Étant donné que l’enregistrement de la marque suédoise antérieure no 533 240 entraîne le succès de la demande et l’annulation de la marque contestée pour tous les produits contre lesquels la demande était dirigée, il n’y a pas lieu d’examiner l’autre droit antérieur invoqué par la demanderesse (16/09/2004, T-342/02, Moser Grupo Media, S.L., EU:T:2004:268).
FRAIS
Conformément à l’article 109, paragraphe 1, du RMUE, la partie perdante dans une procédure d’annulation doit supporter les taxes et frais exposés par l’autre partie.
La titulaire de la marque de l’Union européenne étant la partie perdante, elle doit supporter la taxe d’annulation ainsi que les frais exposés par la demanderesse aux fins de la présente procédure.
Conformément à l’article 109, paragraphe 7, du RMUE et à l’article 18, paragraphe 1, point c) ii), du REMUE, les frais à payer à la demanderesse sont la taxe d’annulation et les frais de représentation, qui sont fixés sur la base du taux maximal qui y est fixé.
De la division d’annulation
Zuzanna STOJKOWICZ Nicole CLARKE Vít MAHELKA
Conformément à l’article 67 du RMUE, toute partie peut recourir contre cette décision pour autant que cette dernière n’ait pas fait droit à ses prétentions.

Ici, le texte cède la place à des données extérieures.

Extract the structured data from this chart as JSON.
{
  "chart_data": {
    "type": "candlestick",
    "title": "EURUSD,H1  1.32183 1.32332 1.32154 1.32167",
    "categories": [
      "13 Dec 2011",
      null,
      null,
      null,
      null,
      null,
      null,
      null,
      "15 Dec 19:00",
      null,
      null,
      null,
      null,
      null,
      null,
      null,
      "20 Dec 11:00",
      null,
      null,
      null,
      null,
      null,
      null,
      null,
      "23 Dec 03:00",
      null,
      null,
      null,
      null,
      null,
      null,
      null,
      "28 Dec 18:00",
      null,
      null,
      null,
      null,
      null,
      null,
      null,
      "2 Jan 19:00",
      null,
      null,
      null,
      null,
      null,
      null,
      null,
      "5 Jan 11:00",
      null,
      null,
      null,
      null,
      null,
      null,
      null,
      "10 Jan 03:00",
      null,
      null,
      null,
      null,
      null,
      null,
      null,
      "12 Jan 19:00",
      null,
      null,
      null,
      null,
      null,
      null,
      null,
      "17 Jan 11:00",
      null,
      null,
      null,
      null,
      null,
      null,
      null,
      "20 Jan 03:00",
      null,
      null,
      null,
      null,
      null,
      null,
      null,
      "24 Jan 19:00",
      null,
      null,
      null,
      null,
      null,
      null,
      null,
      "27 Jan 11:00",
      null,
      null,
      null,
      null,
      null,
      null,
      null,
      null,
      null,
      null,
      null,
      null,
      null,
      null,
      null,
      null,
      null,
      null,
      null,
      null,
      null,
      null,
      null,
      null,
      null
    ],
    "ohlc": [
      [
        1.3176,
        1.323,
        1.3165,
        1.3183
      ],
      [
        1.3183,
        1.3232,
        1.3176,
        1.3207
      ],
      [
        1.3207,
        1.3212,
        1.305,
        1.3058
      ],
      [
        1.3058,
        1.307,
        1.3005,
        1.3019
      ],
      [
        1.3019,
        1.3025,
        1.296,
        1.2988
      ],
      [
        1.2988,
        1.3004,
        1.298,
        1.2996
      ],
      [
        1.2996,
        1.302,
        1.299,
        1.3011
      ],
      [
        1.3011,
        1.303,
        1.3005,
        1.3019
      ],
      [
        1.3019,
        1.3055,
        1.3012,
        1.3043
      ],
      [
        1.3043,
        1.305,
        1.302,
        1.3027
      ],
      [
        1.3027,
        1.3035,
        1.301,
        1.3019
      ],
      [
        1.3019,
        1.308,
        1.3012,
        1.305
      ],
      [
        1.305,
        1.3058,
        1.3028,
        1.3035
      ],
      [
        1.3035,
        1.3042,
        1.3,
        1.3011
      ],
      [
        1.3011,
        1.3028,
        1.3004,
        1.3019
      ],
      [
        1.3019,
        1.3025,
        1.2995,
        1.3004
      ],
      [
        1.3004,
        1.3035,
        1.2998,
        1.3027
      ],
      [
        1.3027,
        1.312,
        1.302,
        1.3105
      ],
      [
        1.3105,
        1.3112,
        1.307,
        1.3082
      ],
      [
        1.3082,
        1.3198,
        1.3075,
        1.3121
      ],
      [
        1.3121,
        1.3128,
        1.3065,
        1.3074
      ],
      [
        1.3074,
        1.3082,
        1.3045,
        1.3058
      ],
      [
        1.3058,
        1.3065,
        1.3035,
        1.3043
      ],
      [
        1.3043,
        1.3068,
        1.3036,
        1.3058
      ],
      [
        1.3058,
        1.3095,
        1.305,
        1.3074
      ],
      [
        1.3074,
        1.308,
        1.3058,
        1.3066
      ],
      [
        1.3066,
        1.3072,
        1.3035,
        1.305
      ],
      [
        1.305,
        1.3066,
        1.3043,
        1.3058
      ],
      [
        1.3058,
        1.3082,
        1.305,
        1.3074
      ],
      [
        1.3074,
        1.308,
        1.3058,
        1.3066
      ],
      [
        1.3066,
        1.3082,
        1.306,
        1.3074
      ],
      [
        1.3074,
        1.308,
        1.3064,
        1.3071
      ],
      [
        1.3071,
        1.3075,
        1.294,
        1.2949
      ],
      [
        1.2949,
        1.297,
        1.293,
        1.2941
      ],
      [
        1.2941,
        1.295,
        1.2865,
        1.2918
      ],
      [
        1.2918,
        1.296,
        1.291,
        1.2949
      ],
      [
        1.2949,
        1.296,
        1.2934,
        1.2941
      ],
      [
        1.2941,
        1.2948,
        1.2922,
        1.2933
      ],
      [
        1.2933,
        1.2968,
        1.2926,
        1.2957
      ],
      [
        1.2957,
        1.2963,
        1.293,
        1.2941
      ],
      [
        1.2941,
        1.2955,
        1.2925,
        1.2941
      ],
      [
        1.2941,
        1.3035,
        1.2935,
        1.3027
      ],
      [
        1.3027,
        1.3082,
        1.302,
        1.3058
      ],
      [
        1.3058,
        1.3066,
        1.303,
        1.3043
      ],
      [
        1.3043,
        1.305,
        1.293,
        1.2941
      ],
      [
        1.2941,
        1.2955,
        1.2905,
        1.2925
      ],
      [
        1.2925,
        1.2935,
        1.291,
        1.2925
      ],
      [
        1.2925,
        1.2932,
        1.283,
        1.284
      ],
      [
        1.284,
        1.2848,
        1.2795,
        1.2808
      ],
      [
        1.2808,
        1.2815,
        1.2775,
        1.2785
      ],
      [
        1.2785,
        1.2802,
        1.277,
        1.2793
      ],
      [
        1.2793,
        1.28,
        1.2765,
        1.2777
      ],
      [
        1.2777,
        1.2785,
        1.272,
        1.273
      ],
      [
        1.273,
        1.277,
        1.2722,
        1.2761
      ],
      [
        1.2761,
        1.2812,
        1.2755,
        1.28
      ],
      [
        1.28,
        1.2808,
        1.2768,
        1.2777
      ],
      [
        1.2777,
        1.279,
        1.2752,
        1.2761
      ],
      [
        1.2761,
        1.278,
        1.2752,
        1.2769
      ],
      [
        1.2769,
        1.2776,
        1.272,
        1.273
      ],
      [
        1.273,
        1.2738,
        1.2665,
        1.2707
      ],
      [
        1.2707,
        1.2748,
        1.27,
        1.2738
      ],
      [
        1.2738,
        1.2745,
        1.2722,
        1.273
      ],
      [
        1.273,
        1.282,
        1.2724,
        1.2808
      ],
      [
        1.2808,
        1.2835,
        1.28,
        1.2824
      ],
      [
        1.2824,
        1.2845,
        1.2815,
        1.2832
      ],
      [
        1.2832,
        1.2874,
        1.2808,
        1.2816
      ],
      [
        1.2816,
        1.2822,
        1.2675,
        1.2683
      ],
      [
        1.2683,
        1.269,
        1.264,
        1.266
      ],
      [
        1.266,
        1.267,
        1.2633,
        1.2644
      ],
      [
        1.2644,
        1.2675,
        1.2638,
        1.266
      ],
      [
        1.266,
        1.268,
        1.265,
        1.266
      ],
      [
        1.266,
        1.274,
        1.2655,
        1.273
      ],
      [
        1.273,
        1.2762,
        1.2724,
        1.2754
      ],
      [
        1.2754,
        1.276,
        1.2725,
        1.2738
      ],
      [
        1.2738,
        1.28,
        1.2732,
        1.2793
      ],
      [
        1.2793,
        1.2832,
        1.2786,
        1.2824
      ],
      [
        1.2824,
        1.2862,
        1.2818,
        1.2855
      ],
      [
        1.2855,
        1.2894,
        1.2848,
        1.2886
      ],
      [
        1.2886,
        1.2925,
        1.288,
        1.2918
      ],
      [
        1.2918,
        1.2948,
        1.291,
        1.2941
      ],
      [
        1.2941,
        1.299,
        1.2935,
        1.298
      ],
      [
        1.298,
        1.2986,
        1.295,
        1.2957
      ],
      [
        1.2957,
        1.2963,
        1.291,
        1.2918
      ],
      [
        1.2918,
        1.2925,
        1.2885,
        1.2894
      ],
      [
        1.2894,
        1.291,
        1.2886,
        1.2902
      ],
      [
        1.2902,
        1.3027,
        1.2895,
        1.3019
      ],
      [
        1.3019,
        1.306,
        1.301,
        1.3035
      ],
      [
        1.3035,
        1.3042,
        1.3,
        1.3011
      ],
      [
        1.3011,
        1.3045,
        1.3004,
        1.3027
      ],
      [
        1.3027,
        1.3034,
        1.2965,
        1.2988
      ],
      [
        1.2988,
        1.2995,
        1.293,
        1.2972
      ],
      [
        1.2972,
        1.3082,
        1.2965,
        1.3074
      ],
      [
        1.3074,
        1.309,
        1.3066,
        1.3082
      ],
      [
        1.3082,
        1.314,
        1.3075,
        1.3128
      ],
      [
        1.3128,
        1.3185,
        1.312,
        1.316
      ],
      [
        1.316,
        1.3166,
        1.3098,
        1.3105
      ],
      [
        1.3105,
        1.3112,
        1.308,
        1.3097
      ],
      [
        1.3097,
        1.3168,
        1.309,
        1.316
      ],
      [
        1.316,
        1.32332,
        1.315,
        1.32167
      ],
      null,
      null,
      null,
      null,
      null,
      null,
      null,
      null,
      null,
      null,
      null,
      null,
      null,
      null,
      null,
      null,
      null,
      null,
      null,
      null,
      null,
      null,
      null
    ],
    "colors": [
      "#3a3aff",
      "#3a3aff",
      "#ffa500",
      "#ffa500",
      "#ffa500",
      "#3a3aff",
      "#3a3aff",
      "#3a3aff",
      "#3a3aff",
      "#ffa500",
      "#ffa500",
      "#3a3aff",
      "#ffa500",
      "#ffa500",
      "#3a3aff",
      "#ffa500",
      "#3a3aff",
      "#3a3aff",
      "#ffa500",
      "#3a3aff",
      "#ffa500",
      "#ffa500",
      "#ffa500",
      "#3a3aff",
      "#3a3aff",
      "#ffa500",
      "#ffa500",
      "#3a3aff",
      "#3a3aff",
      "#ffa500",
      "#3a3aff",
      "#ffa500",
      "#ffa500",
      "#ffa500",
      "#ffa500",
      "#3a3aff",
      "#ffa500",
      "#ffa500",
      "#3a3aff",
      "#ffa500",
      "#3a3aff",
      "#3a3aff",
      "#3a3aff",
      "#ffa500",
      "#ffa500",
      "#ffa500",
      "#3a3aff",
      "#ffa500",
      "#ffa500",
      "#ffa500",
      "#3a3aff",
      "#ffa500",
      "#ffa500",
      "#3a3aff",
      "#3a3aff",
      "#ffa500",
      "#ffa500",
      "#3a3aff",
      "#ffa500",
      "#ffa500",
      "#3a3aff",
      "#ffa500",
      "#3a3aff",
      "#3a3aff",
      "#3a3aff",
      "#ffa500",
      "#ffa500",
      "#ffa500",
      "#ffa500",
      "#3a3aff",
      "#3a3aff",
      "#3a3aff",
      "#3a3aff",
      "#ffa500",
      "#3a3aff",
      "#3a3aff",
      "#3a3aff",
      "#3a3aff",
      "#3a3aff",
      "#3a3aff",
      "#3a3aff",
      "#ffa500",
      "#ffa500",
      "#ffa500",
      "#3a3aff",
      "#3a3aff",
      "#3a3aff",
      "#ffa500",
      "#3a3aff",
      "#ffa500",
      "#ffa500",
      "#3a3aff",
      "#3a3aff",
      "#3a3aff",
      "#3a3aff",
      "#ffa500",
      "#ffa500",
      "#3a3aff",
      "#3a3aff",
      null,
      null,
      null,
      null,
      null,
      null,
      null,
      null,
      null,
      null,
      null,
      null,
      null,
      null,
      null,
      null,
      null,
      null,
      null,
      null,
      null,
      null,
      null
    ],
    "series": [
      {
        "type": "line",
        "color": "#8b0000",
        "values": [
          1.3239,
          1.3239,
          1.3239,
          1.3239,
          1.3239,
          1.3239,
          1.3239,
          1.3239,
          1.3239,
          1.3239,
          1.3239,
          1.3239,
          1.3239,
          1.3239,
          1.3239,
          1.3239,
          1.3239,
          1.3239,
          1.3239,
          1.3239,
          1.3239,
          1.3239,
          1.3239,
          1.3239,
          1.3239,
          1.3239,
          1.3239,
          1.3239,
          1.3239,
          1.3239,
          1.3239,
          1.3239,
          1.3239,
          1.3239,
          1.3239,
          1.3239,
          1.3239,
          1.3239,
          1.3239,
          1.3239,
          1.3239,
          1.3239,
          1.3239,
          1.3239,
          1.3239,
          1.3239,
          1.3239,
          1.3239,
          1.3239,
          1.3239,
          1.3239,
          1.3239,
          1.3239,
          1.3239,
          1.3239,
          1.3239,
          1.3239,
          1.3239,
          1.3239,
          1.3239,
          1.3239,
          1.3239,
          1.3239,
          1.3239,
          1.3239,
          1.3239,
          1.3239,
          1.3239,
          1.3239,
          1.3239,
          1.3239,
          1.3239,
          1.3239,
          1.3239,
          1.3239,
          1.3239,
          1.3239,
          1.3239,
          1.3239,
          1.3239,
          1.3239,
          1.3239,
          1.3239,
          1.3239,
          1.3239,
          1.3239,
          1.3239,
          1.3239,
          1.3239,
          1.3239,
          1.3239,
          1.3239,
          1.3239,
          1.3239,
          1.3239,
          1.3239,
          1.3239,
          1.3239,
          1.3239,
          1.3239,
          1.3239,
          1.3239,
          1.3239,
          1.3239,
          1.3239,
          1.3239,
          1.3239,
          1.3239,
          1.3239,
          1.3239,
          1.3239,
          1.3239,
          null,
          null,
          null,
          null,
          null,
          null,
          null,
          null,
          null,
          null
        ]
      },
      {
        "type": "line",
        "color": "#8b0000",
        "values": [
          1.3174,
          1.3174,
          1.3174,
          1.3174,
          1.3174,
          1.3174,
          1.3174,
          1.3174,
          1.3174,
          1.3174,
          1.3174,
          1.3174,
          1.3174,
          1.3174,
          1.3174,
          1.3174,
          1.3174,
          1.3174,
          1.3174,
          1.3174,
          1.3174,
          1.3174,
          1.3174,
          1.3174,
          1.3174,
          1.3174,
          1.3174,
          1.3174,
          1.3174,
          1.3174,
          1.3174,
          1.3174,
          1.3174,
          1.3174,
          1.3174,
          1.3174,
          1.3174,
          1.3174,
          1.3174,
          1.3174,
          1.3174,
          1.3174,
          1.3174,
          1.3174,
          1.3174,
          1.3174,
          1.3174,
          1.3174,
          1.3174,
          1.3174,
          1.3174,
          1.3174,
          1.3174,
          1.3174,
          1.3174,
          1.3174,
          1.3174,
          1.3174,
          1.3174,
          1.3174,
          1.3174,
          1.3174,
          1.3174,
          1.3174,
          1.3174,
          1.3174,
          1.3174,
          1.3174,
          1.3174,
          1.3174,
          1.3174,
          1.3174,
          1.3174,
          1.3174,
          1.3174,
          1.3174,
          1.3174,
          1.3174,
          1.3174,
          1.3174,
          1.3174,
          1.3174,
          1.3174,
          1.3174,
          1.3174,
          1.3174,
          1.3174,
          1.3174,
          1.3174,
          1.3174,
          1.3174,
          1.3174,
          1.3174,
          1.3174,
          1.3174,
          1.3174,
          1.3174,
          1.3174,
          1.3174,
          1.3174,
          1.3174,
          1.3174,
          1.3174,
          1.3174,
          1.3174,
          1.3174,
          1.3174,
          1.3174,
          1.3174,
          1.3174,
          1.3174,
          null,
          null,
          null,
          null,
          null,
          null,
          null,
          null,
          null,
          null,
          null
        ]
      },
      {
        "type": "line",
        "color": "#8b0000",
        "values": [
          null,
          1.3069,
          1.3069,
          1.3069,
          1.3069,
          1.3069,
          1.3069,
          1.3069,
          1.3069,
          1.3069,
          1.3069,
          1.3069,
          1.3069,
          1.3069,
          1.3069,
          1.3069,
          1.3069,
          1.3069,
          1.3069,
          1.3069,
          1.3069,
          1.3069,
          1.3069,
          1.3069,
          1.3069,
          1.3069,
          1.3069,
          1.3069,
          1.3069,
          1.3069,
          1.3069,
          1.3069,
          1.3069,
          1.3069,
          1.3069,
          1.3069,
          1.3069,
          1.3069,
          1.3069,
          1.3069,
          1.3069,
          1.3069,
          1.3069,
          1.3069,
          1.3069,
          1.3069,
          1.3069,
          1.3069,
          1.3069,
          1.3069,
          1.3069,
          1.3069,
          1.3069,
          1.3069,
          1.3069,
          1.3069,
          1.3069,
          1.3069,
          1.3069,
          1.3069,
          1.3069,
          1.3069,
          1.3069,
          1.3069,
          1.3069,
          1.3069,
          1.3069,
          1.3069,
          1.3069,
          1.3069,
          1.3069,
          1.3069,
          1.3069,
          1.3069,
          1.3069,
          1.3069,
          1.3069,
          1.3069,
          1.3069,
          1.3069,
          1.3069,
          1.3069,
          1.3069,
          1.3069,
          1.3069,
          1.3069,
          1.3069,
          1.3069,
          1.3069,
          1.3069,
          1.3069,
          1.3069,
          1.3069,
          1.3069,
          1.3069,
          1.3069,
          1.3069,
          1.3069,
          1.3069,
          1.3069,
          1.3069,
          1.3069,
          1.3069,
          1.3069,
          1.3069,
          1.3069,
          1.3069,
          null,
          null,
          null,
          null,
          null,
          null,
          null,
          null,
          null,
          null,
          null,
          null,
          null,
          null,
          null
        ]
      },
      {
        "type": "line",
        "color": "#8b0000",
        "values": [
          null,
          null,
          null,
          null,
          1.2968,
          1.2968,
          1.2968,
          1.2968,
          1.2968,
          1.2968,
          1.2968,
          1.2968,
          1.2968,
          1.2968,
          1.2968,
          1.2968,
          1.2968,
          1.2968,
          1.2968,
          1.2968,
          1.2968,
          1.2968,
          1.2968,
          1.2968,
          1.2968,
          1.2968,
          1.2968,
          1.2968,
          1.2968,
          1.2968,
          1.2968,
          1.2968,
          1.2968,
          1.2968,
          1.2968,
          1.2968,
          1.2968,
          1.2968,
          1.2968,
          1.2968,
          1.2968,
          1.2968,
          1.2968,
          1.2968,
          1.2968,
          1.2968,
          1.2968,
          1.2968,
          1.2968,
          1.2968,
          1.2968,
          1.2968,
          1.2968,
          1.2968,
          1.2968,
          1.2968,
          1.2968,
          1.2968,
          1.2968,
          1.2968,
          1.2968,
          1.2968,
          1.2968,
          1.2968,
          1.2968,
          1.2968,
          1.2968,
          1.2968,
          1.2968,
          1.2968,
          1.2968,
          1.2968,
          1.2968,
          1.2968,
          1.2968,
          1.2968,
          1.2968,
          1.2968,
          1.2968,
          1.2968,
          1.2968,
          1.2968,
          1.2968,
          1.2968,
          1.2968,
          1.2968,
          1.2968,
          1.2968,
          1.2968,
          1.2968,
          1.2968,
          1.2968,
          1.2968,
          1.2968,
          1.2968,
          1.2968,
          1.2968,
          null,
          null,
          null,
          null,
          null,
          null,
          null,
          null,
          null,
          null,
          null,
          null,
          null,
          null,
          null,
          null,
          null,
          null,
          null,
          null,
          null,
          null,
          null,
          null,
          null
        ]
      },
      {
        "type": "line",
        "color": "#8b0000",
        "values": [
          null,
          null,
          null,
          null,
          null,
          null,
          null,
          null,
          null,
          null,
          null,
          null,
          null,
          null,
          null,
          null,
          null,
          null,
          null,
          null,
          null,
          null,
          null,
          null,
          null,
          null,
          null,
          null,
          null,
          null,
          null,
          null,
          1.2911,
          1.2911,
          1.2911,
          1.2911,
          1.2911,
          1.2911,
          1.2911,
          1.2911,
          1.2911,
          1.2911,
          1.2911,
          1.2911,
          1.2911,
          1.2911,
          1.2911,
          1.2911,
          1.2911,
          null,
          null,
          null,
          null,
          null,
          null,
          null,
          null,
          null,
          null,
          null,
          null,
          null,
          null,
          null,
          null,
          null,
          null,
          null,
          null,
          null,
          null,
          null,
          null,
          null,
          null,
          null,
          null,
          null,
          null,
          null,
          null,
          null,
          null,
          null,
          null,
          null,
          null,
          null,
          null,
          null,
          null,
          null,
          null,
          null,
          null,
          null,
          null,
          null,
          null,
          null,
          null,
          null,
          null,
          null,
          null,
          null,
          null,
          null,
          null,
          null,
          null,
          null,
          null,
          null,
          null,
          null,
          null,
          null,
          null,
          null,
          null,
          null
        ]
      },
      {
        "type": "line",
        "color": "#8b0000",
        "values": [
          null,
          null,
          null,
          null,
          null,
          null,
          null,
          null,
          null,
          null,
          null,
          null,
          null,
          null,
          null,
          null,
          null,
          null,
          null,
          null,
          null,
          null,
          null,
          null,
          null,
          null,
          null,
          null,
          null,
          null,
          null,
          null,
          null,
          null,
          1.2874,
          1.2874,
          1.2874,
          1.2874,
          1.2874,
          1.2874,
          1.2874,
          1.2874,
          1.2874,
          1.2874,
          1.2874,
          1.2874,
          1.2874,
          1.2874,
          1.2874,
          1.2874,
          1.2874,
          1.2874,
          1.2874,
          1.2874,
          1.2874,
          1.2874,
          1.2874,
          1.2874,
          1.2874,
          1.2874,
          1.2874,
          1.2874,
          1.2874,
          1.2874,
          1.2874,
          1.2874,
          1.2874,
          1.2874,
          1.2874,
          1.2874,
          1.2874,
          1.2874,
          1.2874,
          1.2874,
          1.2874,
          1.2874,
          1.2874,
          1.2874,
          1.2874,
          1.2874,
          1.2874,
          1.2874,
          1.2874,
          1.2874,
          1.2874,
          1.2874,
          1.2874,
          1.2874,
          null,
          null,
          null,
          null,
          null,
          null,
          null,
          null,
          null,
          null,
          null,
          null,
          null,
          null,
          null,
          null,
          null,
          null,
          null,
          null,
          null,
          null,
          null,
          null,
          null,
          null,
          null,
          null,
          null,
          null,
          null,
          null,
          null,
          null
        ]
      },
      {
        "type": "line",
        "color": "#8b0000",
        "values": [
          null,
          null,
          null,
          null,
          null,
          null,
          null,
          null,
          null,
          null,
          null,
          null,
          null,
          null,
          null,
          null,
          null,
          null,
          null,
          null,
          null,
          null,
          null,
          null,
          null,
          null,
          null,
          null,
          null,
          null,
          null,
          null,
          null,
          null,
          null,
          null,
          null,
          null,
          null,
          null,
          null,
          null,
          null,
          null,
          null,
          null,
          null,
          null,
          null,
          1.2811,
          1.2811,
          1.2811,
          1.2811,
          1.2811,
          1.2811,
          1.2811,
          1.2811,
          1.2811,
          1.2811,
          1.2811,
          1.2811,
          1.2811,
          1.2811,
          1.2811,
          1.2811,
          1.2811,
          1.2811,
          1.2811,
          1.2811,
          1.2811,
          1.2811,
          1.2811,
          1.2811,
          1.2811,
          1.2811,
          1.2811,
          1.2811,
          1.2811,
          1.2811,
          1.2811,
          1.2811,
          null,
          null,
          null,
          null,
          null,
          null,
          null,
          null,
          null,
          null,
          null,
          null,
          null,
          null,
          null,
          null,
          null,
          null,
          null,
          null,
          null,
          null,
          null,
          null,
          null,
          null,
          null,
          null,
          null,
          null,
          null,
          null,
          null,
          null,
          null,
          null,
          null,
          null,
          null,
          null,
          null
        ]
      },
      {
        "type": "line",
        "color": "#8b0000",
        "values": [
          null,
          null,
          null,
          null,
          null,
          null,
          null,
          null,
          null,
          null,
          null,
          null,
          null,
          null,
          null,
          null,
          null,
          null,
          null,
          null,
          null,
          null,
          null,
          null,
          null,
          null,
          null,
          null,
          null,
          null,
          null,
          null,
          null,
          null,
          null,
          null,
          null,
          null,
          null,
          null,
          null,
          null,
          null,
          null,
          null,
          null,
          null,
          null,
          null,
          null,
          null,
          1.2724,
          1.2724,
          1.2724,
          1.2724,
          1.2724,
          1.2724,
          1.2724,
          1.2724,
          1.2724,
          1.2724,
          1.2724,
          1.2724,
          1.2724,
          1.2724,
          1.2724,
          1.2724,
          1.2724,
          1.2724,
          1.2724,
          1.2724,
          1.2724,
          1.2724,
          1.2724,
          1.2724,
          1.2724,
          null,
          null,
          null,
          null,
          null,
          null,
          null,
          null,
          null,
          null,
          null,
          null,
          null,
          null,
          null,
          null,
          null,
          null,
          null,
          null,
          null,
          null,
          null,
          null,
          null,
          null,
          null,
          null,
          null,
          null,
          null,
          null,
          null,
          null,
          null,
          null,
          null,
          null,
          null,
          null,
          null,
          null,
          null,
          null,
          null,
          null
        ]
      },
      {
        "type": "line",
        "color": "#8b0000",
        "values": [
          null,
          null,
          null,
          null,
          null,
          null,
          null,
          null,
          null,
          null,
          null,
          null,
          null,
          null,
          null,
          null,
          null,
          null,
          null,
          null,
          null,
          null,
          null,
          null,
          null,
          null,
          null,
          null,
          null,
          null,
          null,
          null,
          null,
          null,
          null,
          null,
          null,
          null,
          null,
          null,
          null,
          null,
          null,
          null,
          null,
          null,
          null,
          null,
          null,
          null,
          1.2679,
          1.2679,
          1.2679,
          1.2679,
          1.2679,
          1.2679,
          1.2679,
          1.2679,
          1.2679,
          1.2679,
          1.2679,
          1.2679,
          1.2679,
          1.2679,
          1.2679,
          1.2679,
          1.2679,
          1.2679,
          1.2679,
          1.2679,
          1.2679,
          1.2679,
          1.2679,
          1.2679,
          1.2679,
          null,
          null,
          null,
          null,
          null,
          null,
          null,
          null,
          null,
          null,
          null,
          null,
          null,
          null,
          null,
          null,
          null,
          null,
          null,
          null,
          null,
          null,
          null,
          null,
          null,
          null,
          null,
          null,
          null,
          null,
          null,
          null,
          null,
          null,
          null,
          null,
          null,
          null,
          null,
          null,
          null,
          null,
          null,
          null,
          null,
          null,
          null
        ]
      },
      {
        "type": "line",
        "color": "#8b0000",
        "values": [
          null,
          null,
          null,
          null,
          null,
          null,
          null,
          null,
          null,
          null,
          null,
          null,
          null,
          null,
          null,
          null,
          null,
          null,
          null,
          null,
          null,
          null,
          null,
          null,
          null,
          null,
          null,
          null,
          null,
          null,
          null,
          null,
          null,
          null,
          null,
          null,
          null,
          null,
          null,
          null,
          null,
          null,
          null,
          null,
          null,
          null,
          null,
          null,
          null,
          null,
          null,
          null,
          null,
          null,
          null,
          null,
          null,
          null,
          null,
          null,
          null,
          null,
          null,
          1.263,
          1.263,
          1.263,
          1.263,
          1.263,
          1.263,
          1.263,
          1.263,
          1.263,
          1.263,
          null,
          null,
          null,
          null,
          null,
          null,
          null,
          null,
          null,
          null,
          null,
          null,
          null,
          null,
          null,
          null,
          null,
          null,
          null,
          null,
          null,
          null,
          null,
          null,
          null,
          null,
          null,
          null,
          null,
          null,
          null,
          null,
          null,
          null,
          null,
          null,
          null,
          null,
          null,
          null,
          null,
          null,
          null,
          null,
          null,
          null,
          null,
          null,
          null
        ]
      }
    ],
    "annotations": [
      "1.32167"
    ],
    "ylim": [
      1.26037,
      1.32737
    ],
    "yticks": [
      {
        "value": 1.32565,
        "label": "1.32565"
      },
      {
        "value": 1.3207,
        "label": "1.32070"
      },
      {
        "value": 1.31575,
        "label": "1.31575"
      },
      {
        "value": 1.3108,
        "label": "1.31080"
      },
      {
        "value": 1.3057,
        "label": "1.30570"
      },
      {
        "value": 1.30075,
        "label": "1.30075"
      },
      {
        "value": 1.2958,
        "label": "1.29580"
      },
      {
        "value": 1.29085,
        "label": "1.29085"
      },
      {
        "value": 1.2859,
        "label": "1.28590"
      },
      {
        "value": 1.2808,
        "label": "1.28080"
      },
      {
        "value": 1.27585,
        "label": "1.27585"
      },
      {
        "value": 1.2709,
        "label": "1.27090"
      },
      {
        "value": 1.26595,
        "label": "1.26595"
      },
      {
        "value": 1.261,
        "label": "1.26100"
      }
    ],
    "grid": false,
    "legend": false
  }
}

Conformément à l’article 68 du RMUE, le recours doit être formé par écrit auprès de l’Office dans un délai de deux mois à compter du jour de la notification de la présente décision. L’acte de recours est déposé dans la langue de procédure de la décision attaquée. En outre, un mémoire exposant les motifs du recours doit être déposé par écrit dans un délai de quatre mois à compter de cette date. Le recours n’est considéré comme formé qu’après paiement de la taxe de recours d’un montant de 720 EUR.